The first thing to learn before you talk to Islay Robinson – the brilliant founder of Enness Global, a finance and mortgage brokerage firm with a rarefied client base – is how to pronounce his name. “It’s Isle-a,” he says, generously waving away my faulty pronunciation. “Don’t worry, it happens about a thousand times a day.”
If Robinson has had any headwinds from his difficult-to-pronounce first name then he hasn’t let them affect him. Enness Global is a remarkably successful business which handles only the very high-end mortgages, for an international client base. I say that I thought the very wealthy mightn’t need mortgages. Robinson smiles: “A lot of people think that, but it’s a misconception.
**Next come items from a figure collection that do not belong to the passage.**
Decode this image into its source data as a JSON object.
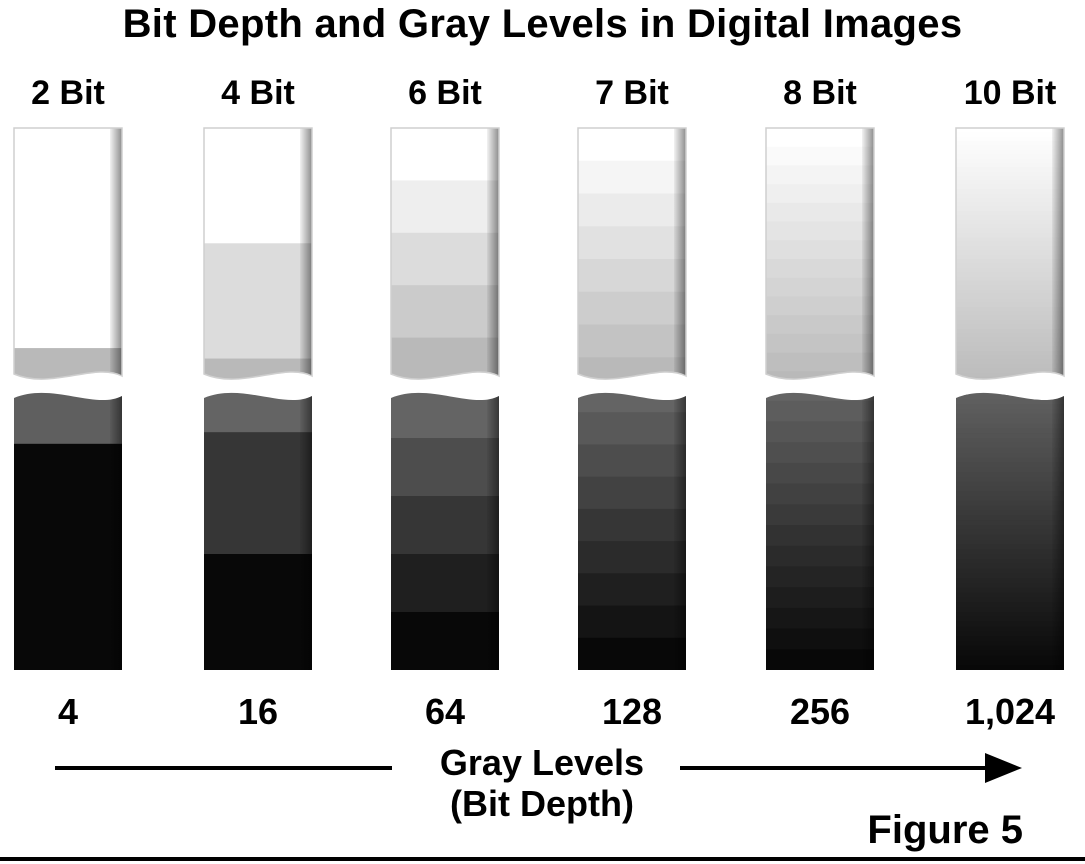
{
  "title": "Bit Depth and Gray Levels in Digital Images",
  "columns": [
    {
      "bit_label": "2 Bit",
      "levels_label": "4",
      "top_steps": 2,
      "bottom_steps": 2
    },
    {
      "bit_label": "4 Bit",
      "levels_label": "16",
      "top_steps": 3,
      "bottom_steps": 3
    },
    {
      "bit_label": "6 Bit",
      "levels_label": "64",
      "top_steps": 5,
      "bottom_steps": 5
    },
    {
      "bit_label": "7 Bit",
      "levels_label": "128",
      "top_steps": 8,
      "bottom_steps": 9
    },
    {
      "bit_label": "8 Bit",
      "levels_label": "256",
      "top_steps": 14,
      "bottom_steps": 14
    },
    {
      "bit_label": "10 Bit",
      "levels_label": "1,024",
      "top_steps": 60,
      "bottom_steps": 60
    }
  ],
  "axis": {
    "line1": "Gray Levels",
    "line2": "(Bit Depth)"
  },
  "figure_label": "Figure 5",
  "colors": {
    "background": "#ffffff",
    "text": "#000000",
    "arrow": "#000000"
  }
}
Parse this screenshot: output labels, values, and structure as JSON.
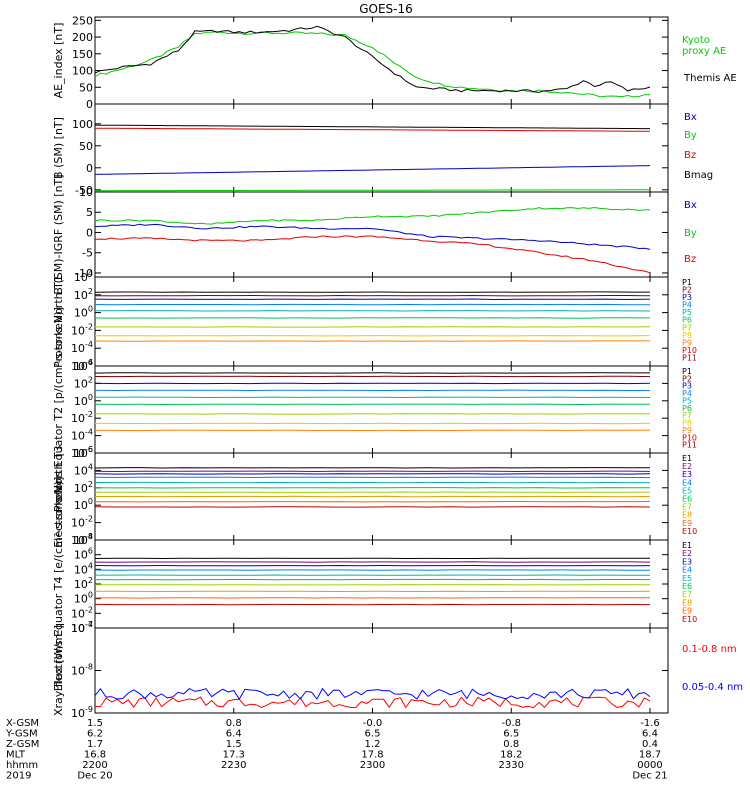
{
  "title": "GOES-16",
  "colors": {
    "black": "#000000",
    "red": "#e00000",
    "green": "#20d020",
    "blue": "#1010c0",
    "bright_red": "#ff0000",
    "bright_green": "#00e000",
    "bright_blue": "#0000ff"
  },
  "chart_data": [
    {
      "id": "ae",
      "type": "line",
      "ylabel": "AE_index [nT]",
      "ylim": [
        0,
        260
      ],
      "yticks": [
        "0",
        "50",
        "100",
        "150",
        "200",
        "250"
      ],
      "series": [
        {
          "name": "Kyoto proxy AE",
          "color": "#00cc00",
          "x": [
            0,
            5,
            10,
            15,
            18,
            22,
            26,
            30,
            35,
            40,
            45,
            50,
            55,
            58,
            62,
            66,
            70,
            75,
            80,
            85,
            90,
            95,
            100
          ],
          "y": [
            85,
            105,
            130,
            170,
            210,
            215,
            212,
            212,
            212,
            210,
            205,
            170,
            110,
            80,
            60,
            50,
            45,
            40,
            40,
            35,
            25,
            20,
            30
          ]
        },
        {
          "name": "Themis AE",
          "color": "#000000",
          "x": [
            0,
            5,
            10,
            15,
            18,
            22,
            26,
            30,
            35,
            40,
            45,
            50,
            55,
            58,
            62,
            66,
            70,
            75,
            80,
            85,
            88,
            90,
            93,
            96,
            100
          ],
          "y": [
            95,
            110,
            120,
            160,
            215,
            218,
            214,
            215,
            220,
            230,
            200,
            140,
            80,
            50,
            45,
            40,
            40,
            40,
            38,
            45,
            70,
            55,
            65,
            40,
            50
          ]
        }
      ]
    },
    {
      "id": "b",
      "type": "line",
      "ylabel": "B (SM) [nT]",
      "ylim": [
        -55,
        145
      ],
      "yticks": [
        "-50",
        "0",
        "50",
        "100"
      ],
      "series": [
        {
          "name": "Bx",
          "color": "#0000c0",
          "x": [
            0,
            100
          ],
          "y": [
            -15,
            5
          ]
        },
        {
          "name": "By",
          "color": "#00cc00",
          "x": [
            0,
            100
          ],
          "y": [
            -52,
            -50
          ]
        },
        {
          "name": "Bz",
          "color": "#e00000",
          "x": [
            0,
            100
          ],
          "y": [
            90,
            83
          ]
        },
        {
          "name": "Bmag",
          "color": "#000000",
          "x": [
            0,
            100
          ],
          "y": [
            97,
            89
          ]
        }
      ]
    },
    {
      "id": "bigrf",
      "type": "line",
      "ylabel": "B (SM)-IGRF (SM) [nT]",
      "ylim": [
        -11,
        10
      ],
      "yticks": [
        "-10",
        "-5",
        "0",
        "5",
        "10"
      ],
      "series": [
        {
          "name": "Bx",
          "color": "#0000c0",
          "x": [
            0,
            10,
            20,
            30,
            40,
            50,
            60,
            70,
            80,
            90,
            100
          ],
          "y": [
            1.5,
            2,
            1,
            1.5,
            1,
            1,
            -1,
            -1.5,
            -2,
            -3,
            -4
          ]
        },
        {
          "name": "By",
          "color": "#00cc00",
          "x": [
            0,
            10,
            20,
            30,
            40,
            50,
            60,
            70,
            80,
            90,
            100
          ],
          "y": [
            3,
            3,
            2,
            3,
            3,
            4,
            4,
            5,
            6,
            6,
            5.5
          ]
        },
        {
          "name": "Bz",
          "color": "#e00000",
          "x": [
            0,
            10,
            20,
            30,
            40,
            50,
            60,
            70,
            80,
            90,
            100
          ],
          "y": [
            -1.5,
            -1.5,
            -2,
            -2,
            -1,
            -1,
            -2,
            -3,
            -5,
            -7,
            -10
          ]
        }
      ]
    },
    {
      "id": "pt1",
      "type": "line",
      "ylabel": "Protons North T1",
      "ylog": [
        -6,
        4
      ],
      "yticks": [
        "10^4",
        "10^2",
        "10^0",
        "10^-2",
        "10^-4",
        "10^-6"
      ],
      "series": [
        {
          "name": "P1",
          "color": "#000000",
          "y": 2.3
        },
        {
          "name": "P2",
          "color": "#800000",
          "y": 1.9
        },
        {
          "name": "P3",
          "color": "#0000c0",
          "y": 1.5
        },
        {
          "name": "P4",
          "color": "#0080ff",
          "y": 0.9
        },
        {
          "name": "P5",
          "color": "#00b0b0",
          "y": 0.2
        },
        {
          "name": "P6",
          "color": "#00c060",
          "y": -0.6
        },
        {
          "name": "P7",
          "color": "#a0d000",
          "y": -1.6
        },
        {
          "name": "P8",
          "color": "#e0d000",
          "y": -2.6
        },
        {
          "name": "P9",
          "color": "#ff8000",
          "y": -3.2
        },
        {
          "name": "P10",
          "color": "#e00000",
          "y": null
        },
        {
          "name": "P11",
          "color": "#a00000",
          "y": null
        }
      ]
    },
    {
      "id": "pt2",
      "type": "line",
      "ylabel": "Protons Equator T2 [p/(cm²-s-sr-keV)]",
      "ylog": [
        -6,
        4
      ],
      "yticks": [
        "10^4",
        "10^2",
        "10^0",
        "10^-2",
        "10^-4",
        "10^-6"
      ],
      "series": [
        {
          "name": "P1",
          "color": "#000000",
          "y": 3.2
        },
        {
          "name": "P2",
          "color": "#800000",
          "y": 2.8
        },
        {
          "name": "P3",
          "color": "#0000c0",
          "y": 2.0
        },
        {
          "name": "P4",
          "color": "#0080ff",
          "y": 1.2
        },
        {
          "name": "P5",
          "color": "#00b0b0",
          "y": 0.4
        },
        {
          "name": "P6",
          "color": "#00c060",
          "y": -0.4
        },
        {
          "name": "P7",
          "color": "#a0d000",
          "y": -1.5
        },
        {
          "name": "P8",
          "color": "#e0d000",
          "y": -2.6
        },
        {
          "name": "P9",
          "color": "#ff8000",
          "y": -3.4
        },
        {
          "name": "P10",
          "color": "#e00000",
          "y": null
        },
        {
          "name": "P11",
          "color": "#a00000",
          "y": null
        }
      ]
    },
    {
      "id": "et3",
      "type": "line",
      "ylabel": "Electrons North T3",
      "ylog": [
        -4,
        6
      ],
      "yticks": [
        "10^6",
        "10^4",
        "10^2",
        "10^0",
        "10^-2",
        "10^-4"
      ],
      "series": [
        {
          "name": "E1",
          "color": "#000000",
          "y": 4.3
        },
        {
          "name": "E2",
          "color": "#800080",
          "y": 3.9
        },
        {
          "name": "E3",
          "color": "#0000c0",
          "y": 3.6
        },
        {
          "name": "E4",
          "color": "#0080ff",
          "y": 3.2
        },
        {
          "name": "E5",
          "color": "#00b0b0",
          "y": 2.6
        },
        {
          "name": "E6",
          "color": "#00c060",
          "y": 2.0
        },
        {
          "name": "E7",
          "color": "#a0d000",
          "y": 1.5
        },
        {
          "name": "E8",
          "color": "#e0a000",
          "y": 1.0
        },
        {
          "name": "E9",
          "color": "#ff6000",
          "y": 0.4
        },
        {
          "name": "E10",
          "color": "#c00000",
          "y": -0.2
        }
      ]
    },
    {
      "id": "et4",
      "type": "line",
      "ylabel": "Electrons Equator T4 [e/(cm²-s-sr-keV)]",
      "ylog": [
        -4,
        8
      ],
      "yticks": [
        "10^8",
        "10^6",
        "10^4",
        "10^2",
        "10^0",
        "10^-2",
        "10^-4"
      ],
      "series": [
        {
          "name": "E1",
          "color": "#000000",
          "y": 5.5
        },
        {
          "name": "E2",
          "color": "#800080",
          "y": 5.0
        },
        {
          "name": "E3",
          "color": "#0000c0",
          "y": 4.5
        },
        {
          "name": "E4",
          "color": "#0080ff",
          "y": 3.9
        },
        {
          "name": "E5",
          "color": "#00b0b0",
          "y": 3.2
        },
        {
          "name": "E6",
          "color": "#00c060",
          "y": 2.6
        },
        {
          "name": "E7",
          "color": "#a0d000",
          "y": 1.9
        },
        {
          "name": "E8",
          "color": "#e0a000",
          "y": 1.0
        },
        {
          "name": "E9",
          "color": "#ff6000",
          "y": 0.1
        },
        {
          "name": "E10",
          "color": "#c00000",
          "y": -0.8
        }
      ]
    },
    {
      "id": "xray",
      "type": "line",
      "ylabel": "Xray flux [W/m²]",
      "ylog": [
        -9,
        -7
      ],
      "yticks": [
        "10^-7",
        "10^-8",
        "10^-9"
      ],
      "series": [
        {
          "name": "0.1-0.8 nm",
          "color": "#ff0000",
          "y": -8.75
        },
        {
          "name": "0.05-0.4 nm",
          "color": "#0000ff",
          "y": -8.55
        }
      ]
    }
  ],
  "legends": {
    "ae": [
      {
        "text": "Kyoto",
        "color": "#00cc00"
      },
      {
        "text": "proxy AE",
        "color": "#00cc00"
      },
      {
        "text": "Themis AE",
        "color": "#000000"
      }
    ],
    "b": [
      {
        "text": "Bx",
        "color": "#0000c0"
      },
      {
        "text": "By",
        "color": "#00cc00"
      },
      {
        "text": "Bz",
        "color": "#e00000"
      },
      {
        "text": "Bmag",
        "color": "#000000"
      }
    ],
    "bigrf": [
      {
        "text": "Bx",
        "color": "#0000c0"
      },
      {
        "text": "By",
        "color": "#00cc00"
      },
      {
        "text": "Bz",
        "color": "#e00000"
      }
    ],
    "xray": [
      {
        "text": "0.1-0.8 nm",
        "color": "#ff0000"
      },
      {
        "text": "0.05-0.4 nm",
        "color": "#0000ff"
      }
    ]
  },
  "x_axis": {
    "row_labels": [
      "X-GSM",
      "Y-GSM",
      "Z-GSM",
      "MLT",
      "hhmm",
      "2019"
    ],
    "columns": [
      [
        "1.5",
        "6.2",
        "1.7",
        "16.8",
        "2200",
        "Dec 20"
      ],
      [
        "0.8",
        "6.4",
        "1.5",
        "17.3",
        "2230",
        ""
      ],
      [
        "-0.0",
        "6.5",
        "1.2",
        "17.8",
        "2300",
        ""
      ],
      [
        "-0.8",
        "6.5",
        "0.8",
        "18.2",
        "2330",
        ""
      ],
      [
        "-1.6",
        "6.4",
        "0.4",
        "18.7",
        "0000",
        "Dec 21"
      ]
    ]
  }
}
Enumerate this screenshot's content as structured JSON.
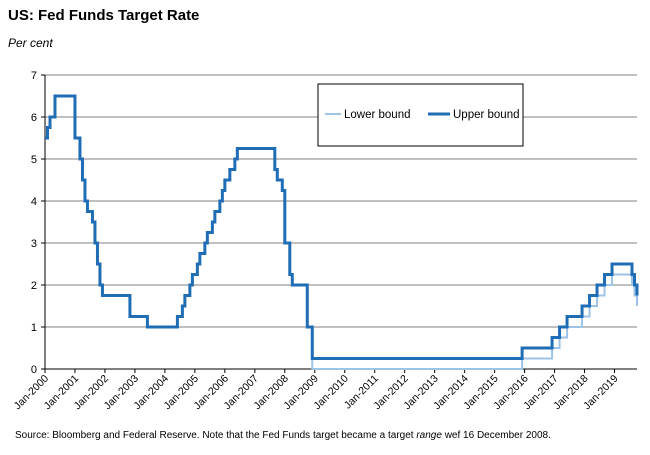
{
  "title": "US: Fed Funds Target Rate",
  "subtitle": "Per cent",
  "source": {
    "prefix": "Source: Bloomberg and Federal Reserve.  Note that the Fed Funds target became a target ",
    "italic": "range",
    "suffix": " wef 16 December 2008."
  },
  "colors": {
    "lower": "#9dc3e6",
    "upper": "#1f6db5",
    "grid": "#808080"
  },
  "chart_data": {
    "type": "line",
    "ylim": [
      0,
      7
    ],
    "yticks": [
      0,
      1,
      2,
      3,
      4,
      5,
      6,
      7
    ],
    "xlim": [
      "2000-01",
      "2019-10"
    ],
    "xtick_labels": [
      "Jan-2000",
      "Jan-2001",
      "Jan-2002",
      "Jan-2003",
      "Jan-2004",
      "Jan-2005",
      "Jan-2006",
      "Jan-2007",
      "Jan-2008",
      "Jan-2009",
      "Jan-2010",
      "Jan-2011",
      "Jan-2012",
      "Jan-2013",
      "Jan-2014",
      "Jan-2015",
      "Jan-2016",
      "Jan-2017",
      "Jan-2018",
      "Jan-2019"
    ],
    "grid": true,
    "legend_position": "top-right",
    "series": [
      {
        "name": "Lower bound",
        "steps": [
          [
            "2000-01",
            5.5
          ],
          [
            "2000-02",
            5.75
          ],
          [
            "2000-03",
            6.0
          ],
          [
            "2000-05",
            6.5
          ],
          [
            "2001-01",
            5.5
          ],
          [
            "2001-03",
            5.0
          ],
          [
            "2001-04",
            4.5
          ],
          [
            "2001-05",
            4.0
          ],
          [
            "2001-06",
            3.75
          ],
          [
            "2001-08",
            3.5
          ],
          [
            "2001-09",
            3.0
          ],
          [
            "2001-10",
            2.5
          ],
          [
            "2001-11",
            2.0
          ],
          [
            "2001-12",
            1.75
          ],
          [
            "2002-11",
            1.25
          ],
          [
            "2003-06",
            1.0
          ],
          [
            "2004-06",
            1.25
          ],
          [
            "2004-08",
            1.5
          ],
          [
            "2004-09",
            1.75
          ],
          [
            "2004-11",
            2.0
          ],
          [
            "2004-12",
            2.25
          ],
          [
            "2005-02",
            2.5
          ],
          [
            "2005-03",
            2.75
          ],
          [
            "2005-05",
            3.0
          ],
          [
            "2005-06",
            3.25
          ],
          [
            "2005-08",
            3.5
          ],
          [
            "2005-09",
            3.75
          ],
          [
            "2005-11",
            4.0
          ],
          [
            "2005-12",
            4.25
          ],
          [
            "2006-01",
            4.5
          ],
          [
            "2006-03",
            4.75
          ],
          [
            "2006-05",
            5.0
          ],
          [
            "2006-06",
            5.25
          ],
          [
            "2007-09",
            4.75
          ],
          [
            "2007-10",
            4.5
          ],
          [
            "2007-12",
            4.25
          ],
          [
            "2008-01",
            3.0
          ],
          [
            "2008-03",
            2.25
          ],
          [
            "2008-04",
            2.0
          ],
          [
            "2008-10",
            1.0
          ],
          [
            "2008-12",
            0.0
          ],
          [
            "2015-12",
            0.25
          ],
          [
            "2016-12",
            0.5
          ],
          [
            "2017-03",
            0.75
          ],
          [
            "2017-06",
            1.0
          ],
          [
            "2017-12",
            1.25
          ],
          [
            "2018-03",
            1.5
          ],
          [
            "2018-06",
            1.75
          ],
          [
            "2018-09",
            2.0
          ],
          [
            "2018-12",
            2.25
          ],
          [
            "2019-08",
            2.0
          ],
          [
            "2019-09",
            1.75
          ],
          [
            "2019-10",
            1.5
          ]
        ]
      },
      {
        "name": "Upper bound",
        "steps": [
          [
            "2000-01",
            5.5
          ],
          [
            "2000-02",
            5.75
          ],
          [
            "2000-03",
            6.0
          ],
          [
            "2000-05",
            6.5
          ],
          [
            "2001-01",
            5.5
          ],
          [
            "2001-03",
            5.0
          ],
          [
            "2001-04",
            4.5
          ],
          [
            "2001-05",
            4.0
          ],
          [
            "2001-06",
            3.75
          ],
          [
            "2001-08",
            3.5
          ],
          [
            "2001-09",
            3.0
          ],
          [
            "2001-10",
            2.5
          ],
          [
            "2001-11",
            2.0
          ],
          [
            "2001-12",
            1.75
          ],
          [
            "2002-11",
            1.25
          ],
          [
            "2003-06",
            1.0
          ],
          [
            "2004-06",
            1.25
          ],
          [
            "2004-08",
            1.5
          ],
          [
            "2004-09",
            1.75
          ],
          [
            "2004-11",
            2.0
          ],
          [
            "2004-12",
            2.25
          ],
          [
            "2005-02",
            2.5
          ],
          [
            "2005-03",
            2.75
          ],
          [
            "2005-05",
            3.0
          ],
          [
            "2005-06",
            3.25
          ],
          [
            "2005-08",
            3.5
          ],
          [
            "2005-09",
            3.75
          ],
          [
            "2005-11",
            4.0
          ],
          [
            "2005-12",
            4.25
          ],
          [
            "2006-01",
            4.5
          ],
          [
            "2006-03",
            4.75
          ],
          [
            "2006-05",
            5.0
          ],
          [
            "2006-06",
            5.25
          ],
          [
            "2007-09",
            4.75
          ],
          [
            "2007-10",
            4.5
          ],
          [
            "2007-12",
            4.25
          ],
          [
            "2008-01",
            3.0
          ],
          [
            "2008-03",
            2.25
          ],
          [
            "2008-04",
            2.0
          ],
          [
            "2008-10",
            1.0
          ],
          [
            "2008-12",
            0.25
          ],
          [
            "2015-12",
            0.5
          ],
          [
            "2016-12",
            0.75
          ],
          [
            "2017-03",
            1.0
          ],
          [
            "2017-06",
            1.25
          ],
          [
            "2017-12",
            1.5
          ],
          [
            "2018-03",
            1.75
          ],
          [
            "2018-06",
            2.0
          ],
          [
            "2018-09",
            2.25
          ],
          [
            "2018-12",
            2.5
          ],
          [
            "2019-08",
            2.25
          ],
          [
            "2019-09",
            2.0
          ],
          [
            "2019-10",
            1.75
          ]
        ]
      }
    ]
  }
}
The thing which really drives us is fixing problems for our clients. Often, with the kind of people who come to us, it’s not that they so much want the financial instrument that comes with the house, it’s that the mortgage enables them to do something.”
So what might that be? Robinson continues: “They might wish to buy a house, start a business, or make some investments, and the mortgage is the thing which allows them to do that.”
So how did Robinson find his way into the field? He had, he says, an unpromising education. He grew up at first in Islay in the west Hebrides – where he gets his name from – but when his parents separated when Robinson was eight, he was suddenly presented with the reality of a state school education in London. “It was quite a culture shock; I think our school was the first in London to have a metal detector,” he recalls.
It’s a testament to his resilience and his character that he found a way forward, attending a college in Kingston to do his A-Levels. “University wasn’t a concept which was ever discussed at home.” He subsequently attended Sheffield Hallam (“it was just a general business course which didn’t really have a purpose to it”), and then studied law at the University of London.
But crucially, although he was doing well, he took a job in Foxtons in Chiswick at the same time. Speaking in the aftermath of not only the Osborne tax hikes during the David Cameron administration, but the hits to London property which have attended both Brexit and Covid, you have to squint to remember what an exciting time it was for the industry. “In those days if you wanted a mortgage you just had to ask for one,” Robinson recalls.
There was little regulation, and the market was booming. Robinson had happened on his vocation. “I had the option of being a good lawyer in a good firm – or maybe something a bit less exciting like a conveyancer – or this industry which was already exciting and earning me an income.”
He chose the latter, though the law has been helpful to him since. “The law is hidden to a lot of people, but the law underpinning contract and the relations between people – that’s the framework everything sits on,” he explains.
To begin with Robinson accrued experience at Foxtons and Alexander Hall in the middle of the market. “It was bankers and professional people getting their first houses in Putney for £600,000.” But over time, Robinson and his business partner Hugh Wade-Jones decided the high end might prove interesting.
They had their timing right. London was beginning to attract exactly the kind of clients who would require Robinson’s services. “You had complex people coming in – Chinese, Americans, Russians.” These clients needed a different kind of service; Robinson and Wade-Jones saw their opportunity, founding Enness Global on the day Northern Rock went bust.
Today Enness Global remains an excellent port of call for graduates wanting an interesting experience involving client relations. “Some of our commercial brokers come in as graduates without any experience. We’ve had huge success in hiring people and giving them opportunity.” Robinson understands what young people need in their careers: not the 2am misery of photocopying which often characterises entry-level work at the PwCs and Clifford Chances of this world, but real training, and real interaction with clients.
So what does he see as the future of the property market? Robinson is betting on London. “Since the borders have reopened after Covid, it’s clear that international people want to buy and live and invest in London, and I can’t see any evidence of that changing,” he explains. “There’s ten buyers for every property,” he adds.